Related Work & Insights¶
- FineMoGen: The direct baseline of LMM, with ArtAttention being upgraded from its SAMI module.
- MDM / MoMask: Representative methods in the text-to-motion field; LMM-Large surpasses them in accuracy.
- ImageBind: Utilized to align multimodal conditions into a unified feature space.
- TOMATO: The reference format for unified motion representation.
- Insights: This work provides data-processing experiences and training strategy baselines for future efforts to construct larger-scale motion foundation models.
Rating¶
- Novelty: ⭐⭐⭐⭐ The first to systematically construct a "large model" in the field of motion generation, with innovations in data, architecture, and training strategies.
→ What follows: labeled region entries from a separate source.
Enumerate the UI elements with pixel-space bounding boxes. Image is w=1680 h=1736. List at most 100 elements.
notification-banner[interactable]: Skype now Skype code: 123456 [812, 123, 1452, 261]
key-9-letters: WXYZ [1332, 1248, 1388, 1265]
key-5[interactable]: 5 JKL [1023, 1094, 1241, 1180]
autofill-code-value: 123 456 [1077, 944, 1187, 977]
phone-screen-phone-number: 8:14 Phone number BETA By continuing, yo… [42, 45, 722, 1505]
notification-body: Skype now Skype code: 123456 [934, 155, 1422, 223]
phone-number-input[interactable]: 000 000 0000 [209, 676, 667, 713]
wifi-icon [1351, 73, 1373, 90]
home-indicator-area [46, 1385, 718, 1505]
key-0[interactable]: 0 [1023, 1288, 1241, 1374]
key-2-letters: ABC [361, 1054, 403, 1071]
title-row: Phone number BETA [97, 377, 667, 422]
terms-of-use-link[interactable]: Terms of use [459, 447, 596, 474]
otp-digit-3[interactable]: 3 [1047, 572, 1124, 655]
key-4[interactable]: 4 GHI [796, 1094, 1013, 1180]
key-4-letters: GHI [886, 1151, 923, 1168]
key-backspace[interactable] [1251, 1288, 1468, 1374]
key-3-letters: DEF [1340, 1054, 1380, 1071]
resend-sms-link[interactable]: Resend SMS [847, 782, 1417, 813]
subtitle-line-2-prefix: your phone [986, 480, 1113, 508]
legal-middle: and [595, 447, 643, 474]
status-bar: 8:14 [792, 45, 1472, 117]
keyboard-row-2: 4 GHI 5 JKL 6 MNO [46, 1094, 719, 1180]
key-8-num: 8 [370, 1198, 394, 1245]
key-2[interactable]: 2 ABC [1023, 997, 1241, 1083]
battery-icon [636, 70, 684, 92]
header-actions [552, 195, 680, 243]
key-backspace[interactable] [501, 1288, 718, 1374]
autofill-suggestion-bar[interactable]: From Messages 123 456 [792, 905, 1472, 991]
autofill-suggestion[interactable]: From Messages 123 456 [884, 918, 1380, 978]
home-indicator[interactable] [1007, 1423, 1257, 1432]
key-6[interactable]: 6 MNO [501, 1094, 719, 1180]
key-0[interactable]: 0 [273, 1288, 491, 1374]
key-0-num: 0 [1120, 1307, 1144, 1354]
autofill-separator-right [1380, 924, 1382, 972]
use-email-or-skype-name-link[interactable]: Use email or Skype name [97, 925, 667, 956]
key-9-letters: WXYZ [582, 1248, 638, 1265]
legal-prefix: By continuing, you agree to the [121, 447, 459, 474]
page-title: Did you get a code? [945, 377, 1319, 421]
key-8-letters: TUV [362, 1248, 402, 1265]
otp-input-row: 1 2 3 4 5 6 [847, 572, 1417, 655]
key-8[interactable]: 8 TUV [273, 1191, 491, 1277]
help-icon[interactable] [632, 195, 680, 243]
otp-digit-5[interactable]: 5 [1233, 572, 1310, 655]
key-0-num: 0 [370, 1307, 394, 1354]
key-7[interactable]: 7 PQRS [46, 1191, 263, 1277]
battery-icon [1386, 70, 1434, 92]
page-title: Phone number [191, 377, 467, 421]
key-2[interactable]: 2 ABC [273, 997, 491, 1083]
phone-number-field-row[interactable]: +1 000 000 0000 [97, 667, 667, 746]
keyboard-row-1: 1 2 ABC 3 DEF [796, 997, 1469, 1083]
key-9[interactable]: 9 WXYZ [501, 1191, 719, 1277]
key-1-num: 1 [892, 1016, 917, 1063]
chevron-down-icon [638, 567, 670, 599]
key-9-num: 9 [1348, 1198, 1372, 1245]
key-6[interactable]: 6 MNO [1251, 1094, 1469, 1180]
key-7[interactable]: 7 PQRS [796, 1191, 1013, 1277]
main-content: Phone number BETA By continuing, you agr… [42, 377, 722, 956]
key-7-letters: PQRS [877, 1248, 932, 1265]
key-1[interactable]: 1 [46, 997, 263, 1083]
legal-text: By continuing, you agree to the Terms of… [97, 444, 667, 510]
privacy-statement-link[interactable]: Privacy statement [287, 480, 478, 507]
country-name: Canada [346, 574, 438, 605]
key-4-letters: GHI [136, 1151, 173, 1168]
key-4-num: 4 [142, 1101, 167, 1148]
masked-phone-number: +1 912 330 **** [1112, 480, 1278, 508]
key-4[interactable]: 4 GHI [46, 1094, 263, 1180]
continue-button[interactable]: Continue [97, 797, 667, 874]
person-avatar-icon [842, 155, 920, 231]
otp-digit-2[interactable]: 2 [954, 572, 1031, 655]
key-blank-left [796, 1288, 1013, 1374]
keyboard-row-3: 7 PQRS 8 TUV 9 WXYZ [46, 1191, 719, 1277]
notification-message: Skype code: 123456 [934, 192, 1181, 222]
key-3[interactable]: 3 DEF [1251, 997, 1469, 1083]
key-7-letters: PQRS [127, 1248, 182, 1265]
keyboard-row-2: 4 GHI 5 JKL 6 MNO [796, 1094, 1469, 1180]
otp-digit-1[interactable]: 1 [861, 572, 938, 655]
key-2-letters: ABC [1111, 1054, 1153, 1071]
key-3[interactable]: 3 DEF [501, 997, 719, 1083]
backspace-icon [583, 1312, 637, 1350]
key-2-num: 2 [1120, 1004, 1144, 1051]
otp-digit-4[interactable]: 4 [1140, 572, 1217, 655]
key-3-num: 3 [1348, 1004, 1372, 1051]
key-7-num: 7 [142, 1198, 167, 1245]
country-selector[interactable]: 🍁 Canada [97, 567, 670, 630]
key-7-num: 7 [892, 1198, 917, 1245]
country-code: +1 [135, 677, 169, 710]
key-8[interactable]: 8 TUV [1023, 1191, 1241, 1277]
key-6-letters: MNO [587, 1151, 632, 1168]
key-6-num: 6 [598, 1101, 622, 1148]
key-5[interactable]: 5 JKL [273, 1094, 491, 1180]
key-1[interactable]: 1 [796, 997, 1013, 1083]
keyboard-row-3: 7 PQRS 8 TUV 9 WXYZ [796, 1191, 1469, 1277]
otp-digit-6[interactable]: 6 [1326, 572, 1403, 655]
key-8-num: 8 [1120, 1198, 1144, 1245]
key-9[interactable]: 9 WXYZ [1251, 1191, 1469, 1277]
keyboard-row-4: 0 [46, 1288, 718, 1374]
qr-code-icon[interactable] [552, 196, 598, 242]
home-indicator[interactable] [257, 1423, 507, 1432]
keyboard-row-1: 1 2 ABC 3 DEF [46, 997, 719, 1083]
- Experimental Thoroughness: ⭐⭐⭐⭐⭐ Covers 10 tasks, 9 benchmarks, thorough ablation studies, and comprehensive scaling analyses.
- Writing Quality: ⭐⭐⭐⭐ Clear structure with explicit mapping between motivation and solution.
- Value: ⭐⭐⭐⭐ Holds significant infrastructural value for the motion generation community; the MotionVerse dataset itself is a major contribution.